I appreciate that I have not blogged very much in 2021. To say this year has been “busy” in the employment bar might be a touch of an understatement. However, it would appear that notwithstanding the paucity of new posts, some of you are still using this blog as a resource.
In Lamontagne v. J.L. Richards & Associates Limited, 2021 ONSC 2133 (CanLII), the Honourable Justice Pierre E. Roger of the Ontario Superior Court sitting at Ottawa referenced me and one of my oft-used phrases to resolve a perennial favourite question of the employment-law bar – “is the termination provision legal?”
The point in issue on the hearing was whether the following contractual provision was dispositive of the applicant’s rights on termination:
PROBATION AND TERMINATION
All new employees on six-months’ probation
Employment may be terminated during the six-month probationary period for any reason. It is understood that you will have no entitlement to common law notice of termination. If, in the circumstances, the Employment Standards Act of Ontario requires notice of termination or pay in lieu of notice, it is understood that the minimum period of notice or pay in lieu of notice specified in the Act will be provided and will constitute your complete entitlement to notice of pay in lieu thereof.
Following the six-month period and a satisfactory performance review, you will be confirmed as a full-time employee of the Company.
Employment may be terminated for cause at any time, without notice.
In the event that employment is terminated for any other reason, it is understood that you will have no entitlement to common law notice of termination. However, you will be provided with notice of termination or pay in lieu thereof and, if applicable, severance pay, both in accordance with the Employment Standards Act of Ontario or any successor legislation. With respect to notice of termination or pay in lieu thereof, it is understood that the minimum period of notice or pay in lieu thereof specified in the Act will be provided and will constitute your complete entitlement to notice or pay in lieu thereof.
Decision of the Ontario Superior Court
After reviewing a lot of the usual suspects in recent employment law decisions, (for those unfamiliar with the issue, Justice Roger’s decision is a textbook summary of the law in this area) the court resolved that the termination “for cause” provision violated the strictures of the ESA. Frankly no surprise given the ONCA’s decision in Waksdale. Justice Roger went on to find that, because of such finding, the entire termination clause is invalid. And, as a result, the Applicant was entitled to common law notice.
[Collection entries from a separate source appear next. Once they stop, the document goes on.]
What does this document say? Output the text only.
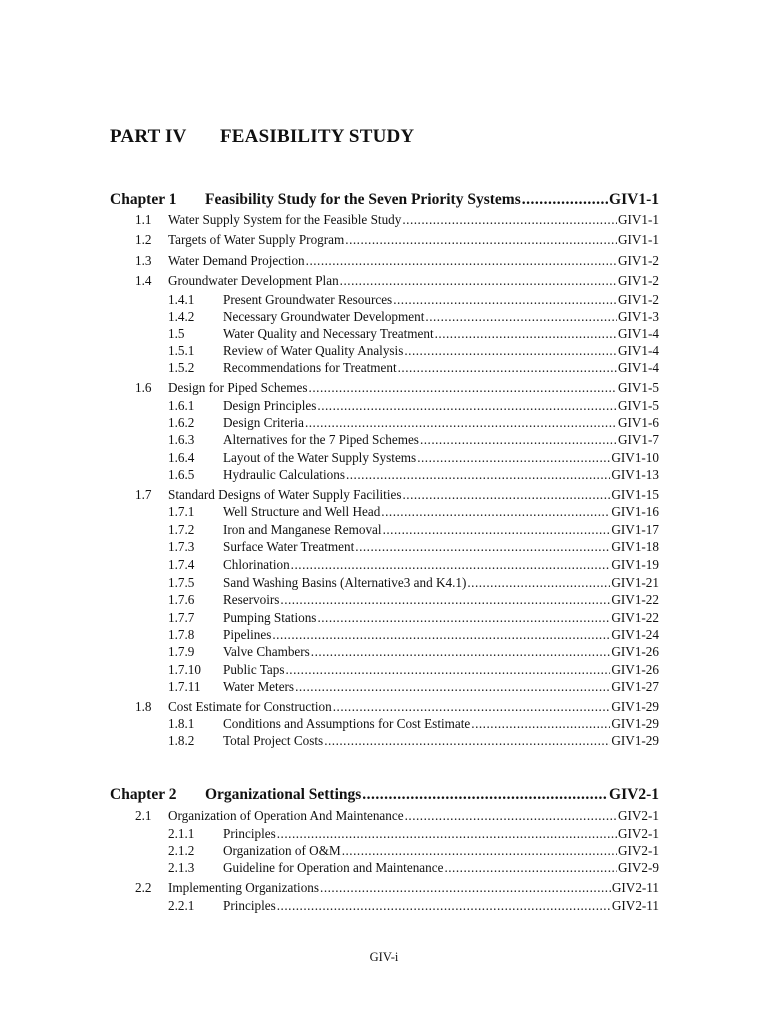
PART IV FEASIBILITY STUDY
Chapter 1	Feasibility Study for the Seven Priority Systems .....	GIV1-1
1.1	Water Supply System for the Feasible Study .....	GIV1-1
1.2	Targets of Water Supply Program .....	GIV1-1
1.3	Water Demand Projection .....	GIV1-2
1.4	Groundwater Development Plan .....	GIV1-2
1.4.1	Present Groundwater Resources .....	GIV1-2
1.4.2	Necessary Groundwater Development .....	GIV1-3
1.5	Water Quality and Necessary Treatment .....	GIV1-4
1.5.1	Review of Water Quality Analysis .....	GIV1-4
1.5.2	Recommendations for Treatment .....	GIV1-4
1.6	Design for Piped Schemes .....	GIV1-5
1.6.1	Design Principles .....	GIV1-5
1.6.2	Design Criteria .....	GIV1-6
1.6.3	Alternatives for the 7 Piped Schemes .....	GIV1-7
1.6.4	Layout of the Water Supply Systems .....	GIV1-10
1.6.5	Hydraulic Calculations .....	GIV1-13
1.7	Standard Designs of Water Supply Facilities .....	GIV1-15
1.7.1	Well Structure and Well Head .....	GIV1-16
1.7.2	Iron and Manganese Removal .....	GIV1-17
1.7.3	Surface Water Treatment .....	GIV1-18
1.7.4	Chlorination .....	GIV1-19
1.7.5	Sand Washing Basins (Alternative3 and K4.1) .....	GIV1-21
1.7.6	Reservoirs .....	GIV1-22
1.7.7	Pumping Stations .....	GIV1-22
1.7.8	Pipelines .....	GIV1-24
1.7.9	Valve Chambers .....	GIV1-26
1.7.10	Public Taps .....	GIV1-26
1.7.11	Water Meters .....	GIV1-27
1.8	Cost Estimate for Construction .....	GIV1-29
1.8.1	Conditions and Assumptions for Cost Estimate .....	GIV1-29
1.8.2	Total Project Costs .....	GIV1-29
Chapter 2	Organizational Settings .....	GIV2-1
2.1	Organization of Operation And Maintenance .....	GIV2-1
2.1.1	Principles .....	GIV2-1
2.1.2	Organization of O&M .....	GIV2-1
2.1.3	Guideline for Operation and Maintenance .....	GIV2-9
2.2	Implementing Organizations .....	GIV2-11
2.2.1	Principles .....	GIV2-11
GIV-i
With respect to the issue of whether the failure to expressly reference benefits was fatal to the contractual termination provision, after reviewing the provisions in the leading (and somewhat competing) decisions in Roden, Cook, Wood, Justice Roger wrote:
 In Wood, the Court of Appeal said at para. 57: “[t]he “all inclusive” language in Wood’s termination clause, and its absence in Roden’s termination clause, is what distinguishes the two cases.” Sean P. Bawden, an Ottawa employment lawyer, describes such all inclusive language as a Porky Pig refrain – “that’s all, folks”. Mr. Bawden clarifies that as an employer, your contract can be silent on benefits during a notice period, but it cannot say that the employee does not get anything further beyond notice or payment in lieu thereof. This interpretation seems apparent from Wood. Again, what the employer might have done is irrelevant – the wording is what must be considered.
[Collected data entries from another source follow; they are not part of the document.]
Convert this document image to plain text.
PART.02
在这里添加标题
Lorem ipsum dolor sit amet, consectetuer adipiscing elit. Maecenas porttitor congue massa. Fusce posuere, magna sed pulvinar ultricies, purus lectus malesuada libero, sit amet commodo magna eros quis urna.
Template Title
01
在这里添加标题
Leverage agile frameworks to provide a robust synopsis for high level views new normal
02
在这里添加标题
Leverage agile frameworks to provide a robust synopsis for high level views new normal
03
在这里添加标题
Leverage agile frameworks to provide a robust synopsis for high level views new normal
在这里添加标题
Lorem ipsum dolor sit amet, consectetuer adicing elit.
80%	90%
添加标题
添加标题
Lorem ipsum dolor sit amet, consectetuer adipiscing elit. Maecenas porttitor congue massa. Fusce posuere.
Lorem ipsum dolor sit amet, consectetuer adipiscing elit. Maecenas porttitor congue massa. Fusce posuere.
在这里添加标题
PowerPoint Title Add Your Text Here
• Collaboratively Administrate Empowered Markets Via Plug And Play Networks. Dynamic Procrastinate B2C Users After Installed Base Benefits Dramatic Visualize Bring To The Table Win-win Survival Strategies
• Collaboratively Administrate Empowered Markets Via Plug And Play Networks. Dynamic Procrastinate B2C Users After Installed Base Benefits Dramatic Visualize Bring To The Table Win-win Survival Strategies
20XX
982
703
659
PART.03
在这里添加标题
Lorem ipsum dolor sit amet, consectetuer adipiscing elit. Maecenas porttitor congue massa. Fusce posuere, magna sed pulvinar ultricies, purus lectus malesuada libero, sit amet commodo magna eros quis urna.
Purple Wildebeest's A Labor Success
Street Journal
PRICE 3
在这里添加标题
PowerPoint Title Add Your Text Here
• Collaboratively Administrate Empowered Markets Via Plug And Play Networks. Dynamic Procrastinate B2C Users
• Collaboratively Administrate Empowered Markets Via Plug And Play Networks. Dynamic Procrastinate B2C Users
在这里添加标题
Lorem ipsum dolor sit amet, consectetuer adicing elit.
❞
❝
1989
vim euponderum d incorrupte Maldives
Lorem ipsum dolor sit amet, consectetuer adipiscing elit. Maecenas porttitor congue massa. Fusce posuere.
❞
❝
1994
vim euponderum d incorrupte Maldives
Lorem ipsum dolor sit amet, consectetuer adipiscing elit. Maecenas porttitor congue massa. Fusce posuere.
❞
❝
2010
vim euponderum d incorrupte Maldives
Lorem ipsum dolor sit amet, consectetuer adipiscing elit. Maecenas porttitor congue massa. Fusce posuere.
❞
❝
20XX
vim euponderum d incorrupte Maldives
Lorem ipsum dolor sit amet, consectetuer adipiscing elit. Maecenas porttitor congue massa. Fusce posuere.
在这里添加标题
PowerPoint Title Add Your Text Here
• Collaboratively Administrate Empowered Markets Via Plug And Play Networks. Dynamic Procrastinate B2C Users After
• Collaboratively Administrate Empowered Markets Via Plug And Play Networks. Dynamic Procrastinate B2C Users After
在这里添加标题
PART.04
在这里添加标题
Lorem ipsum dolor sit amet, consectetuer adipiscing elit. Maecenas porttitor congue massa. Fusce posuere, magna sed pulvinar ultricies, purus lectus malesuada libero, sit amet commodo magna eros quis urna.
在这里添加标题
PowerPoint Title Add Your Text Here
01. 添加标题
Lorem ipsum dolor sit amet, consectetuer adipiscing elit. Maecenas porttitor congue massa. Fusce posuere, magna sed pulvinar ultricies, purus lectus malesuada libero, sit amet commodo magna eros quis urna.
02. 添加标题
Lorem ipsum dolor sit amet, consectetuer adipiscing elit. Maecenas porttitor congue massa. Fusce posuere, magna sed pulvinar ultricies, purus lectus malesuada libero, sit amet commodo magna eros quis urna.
 As such, the phrase “complete entitlement” in the applicant’s contract is an attempt to contract out of the payment of benefits and bonuses during the period of notice. This distinguishes this case from Roden/Cook and makes it rather similar to Wood. The alternative reading that “complete entitlement” only refers to notice or pay in lieu thereof and that it is simply silent on the question of benefits payment is contradicted by the specific inclusion of severance pay.
 As the termination clause is illegal and void, the plaintiff is entitled to common law notice damages.
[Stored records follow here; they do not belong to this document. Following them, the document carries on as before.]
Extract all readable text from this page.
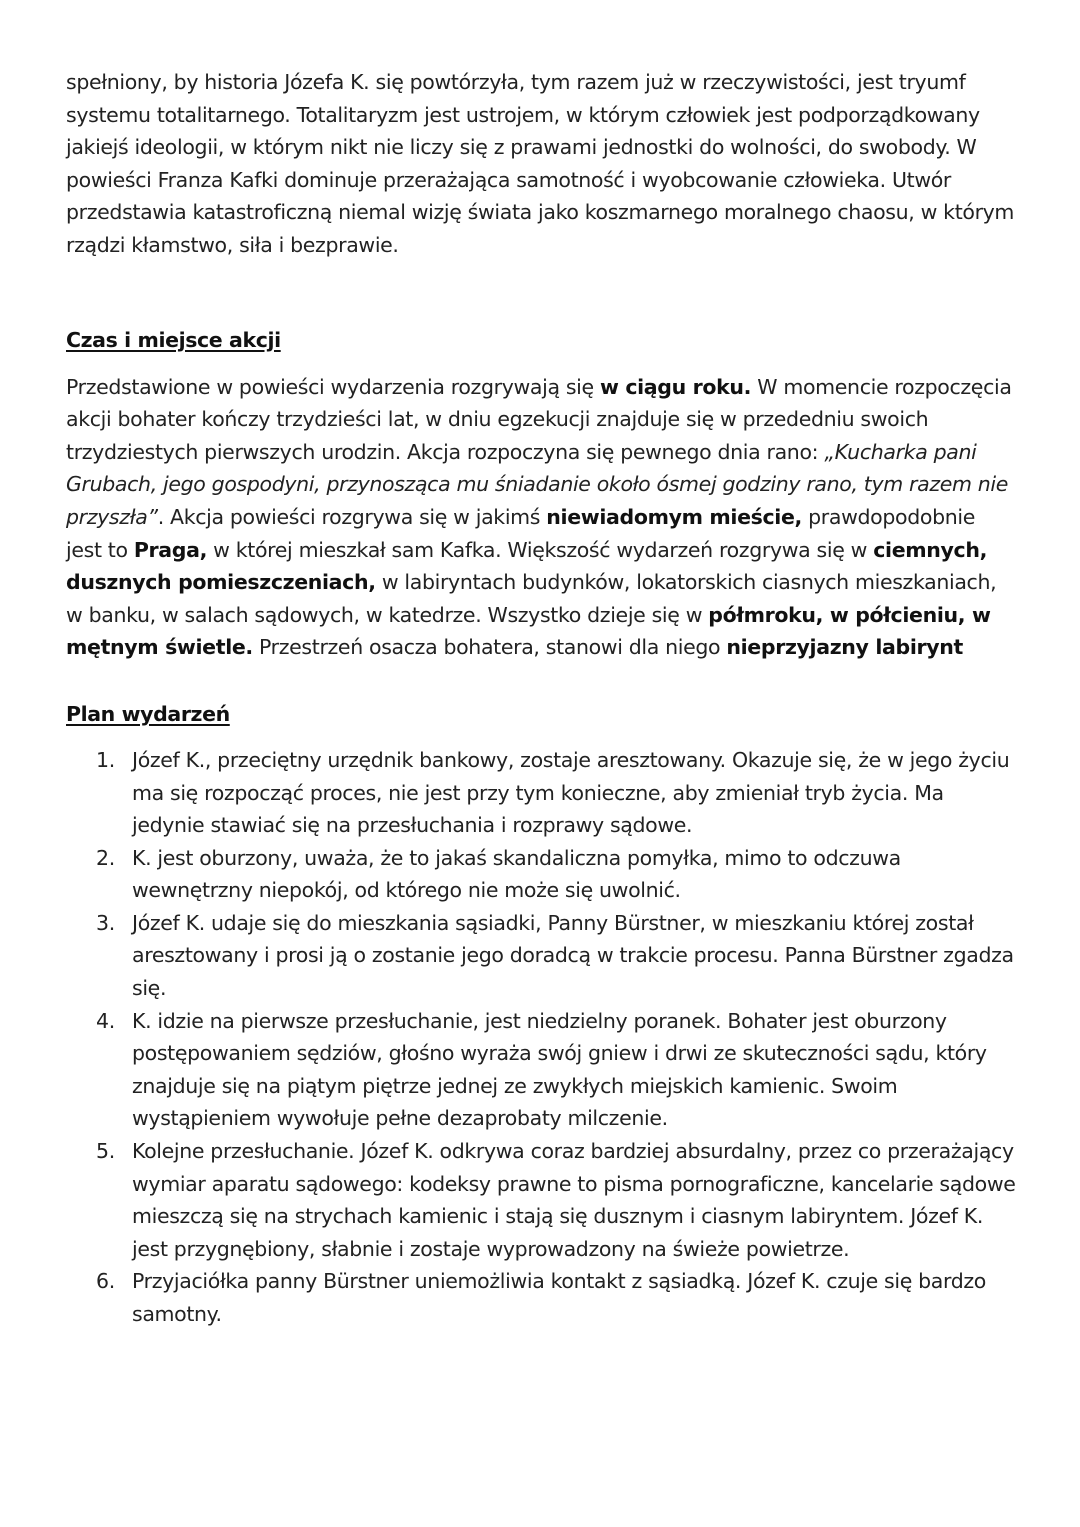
spełniony, by historia Józefa K. się powtórzyła, tym razem już w rzeczywistości, jest tryumf systemu totalitarnego. Totalitaryzm jest ustrojem, w którym człowiek jest podporządkowany jakiejś ideologii, w którym nikt nie liczy się z prawami jednostki do wolności, do swobody. W powieści Franza Kafki dominuje przerażająca samotność i wyobcowanie człowieka. Utwór przedstawia katastroficzną niemal wizję świata jako koszmarnego moralnego chaosu, w którym rządzi kłamstwo, siła i bezprawie.

Czas i miejsce akcji

Przedstawione w powieści wydarzenia rozgrywają się w ciągu roku. W momencie rozpoczęcia akcji bohater kończy trzydzieści lat, w dniu egzekucji znajduje się w przededniu swoich trzydziestych pierwszych urodzin. Akcja rozpoczyna się pewnego dnia rano: „Kucharka pani Grubach, jego gospodyni, przynosząca mu śniadanie około ósmej godziny rano, tym razem nie przyszła”. Akcja powieści rozgrywa się w jakimś niewiadomym mieście, prawdopodobnie jest to Praga, w której mieszkał sam Kafka. Większość wydarzeń rozgrywa się w ciemnych, dusznych pomieszczeniach, w labiryntach budynków, lokatorskich ciasnych mieszkaniach, w banku, w salach sądowych, w katedrze. Wszystko dzieje się w półmroku, w półcieniu, w mętnym świetle. Przestrzeń osacza bohatera, stanowi dla niego nieprzyjazny labirynt

Plan wydarzeń
1. Józef K., przeciętny urzędnik bankowy, zostaje aresztowany. Okazuje się, że w jego życiu ma się rozpocząć proces, nie jest przy tym konieczne, aby zmieniał tryb życia. Ma jedynie stawiać się na przesłuchania i rozprawy sądowe.
2. K. jest oburzony, uważa, że to jakaś skandaliczna pomyłka, mimo to odczuwa wewnętrzny niepokój, od którego nie może się uwolnić.
3. Józef K. udaje się do mieszkania sąsiadki, Panny Bürstner, w mieszkaniu której został aresztowany i prosi ją o zostanie jego doradcą w trakcie procesu. Panna Bürstner zgadza się.
4. K. idzie na pierwsze przesłuchanie, jest niedzielny poranek. Bohater jest oburzony postępowaniem sędziów, głośno wyraża swój gniew i drwi ze skuteczności sądu, który znajduje się na piątym piętrze jednej ze zwykłych miejskich kamienic. Swoim wystąpieniem wywołuje pełne dezaprobaty milczenie.
5. Kolejne przesłuchanie. Józef K. odkrywa coraz bardziej absurdalny, przez co przerażający wymiar aparatu sądowego: kodeksy prawne to pisma pornograficzne, kancelarie sądowe mieszczą się na strychach kamienic i stają się dusznym i ciasnym labiryntem. Józef K. jest przygnębiony, słabnie i zostaje wyprowadzony na świeże powietrze.
6. Przyjaciółka panny Bürstner uniemożliwia kontakt z sąsiadką. Józef K. czuje się bardzo samotny.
I started this blog in April 2012. I have no way of knowing how many times it has been read, reviewed or considered, but I am grateful for all the positive comments I have received on it from both the bench and the bar. It has carried me to where I am today. So, thank you.
Second, to my knowledge, this is the first time my writing has actually been cited in a judicial decision. And so, while I am absolutely chuffed about that fact, I do have to laugh that, of all the things I have ever written, it’s the Porky Pig reference that makes it into judicial contemplation. More on this issue in a second…
For those wondering, I actually referenced the “Porky Pig Provision” in three separate posts, concerning all of:
- Burton v. Aronovitch McCauley Rollo LLP, 2018 ONSC 3018;
- Nemeth v. Hatch Ltd., 2018 ONCA 7; and
- Wood v. Fred Deeley Imports Ltd., 2017 ONCA 158
I believe it is my post about Wood, Court of Appeal Finally Brings Much Needed Clarity to Issue of Benefits in Contractual Termination Provisions from which Justice Roger quoted. In that post, I wrote:
With respect to Roden, I have often said what Justice Laskin said, one way to potentially ‘save’ an otherwise illegal termination provision is to omit the inclusion of Porky Pig’s oft-cited refrain, ‘that’s all, folks.’
As of authoring this post, I still don’t know who brought the court’s attention to my writing. I don’t know whether it was applicant’s counsel, J.F. Lalonde, or whether it was counsel for the respondent, Alan Riddell and Kyle Van Schie – but what I do know is that all of those names are very familiar ones to me and the Ottawa employment bar.
Knowing whether it was Lalonde, Riddell, Van Schie (or Justice Roger himself) is actually not a purely academic issue. In a post I authored about the case of Burton v. Aronovitch McCauley Rollo LLP, 2018 ONSC 3018, Today’s Tip for Making a Termination Clause Legally Binding: KISS I wrote:
Porky Pig Provisions. It all comes down to Porky Pig Provisions. If anyone ever gets a judge to call them as such in a reported decision, I’ll buy you dinner at a restaurant of your choosing.
While Justice Roger didn’t come right out and call the provision a “Porky Pig Provision,” this is pretty darn close – and if Lalonde or Van Schie send me their factum and I see those words included, then dinner’s on me.
In all seriousness though, I am glad to see the court finally get into the differences between Roden and Wood and really explain what can sometimes make silence golden.
That’s all, folks!
As always, everyone’s situation is different. The above is not intended to be legal advice for any particular situation. It is always prudent to seek professional legal advice before making any decisions with respect to your own case.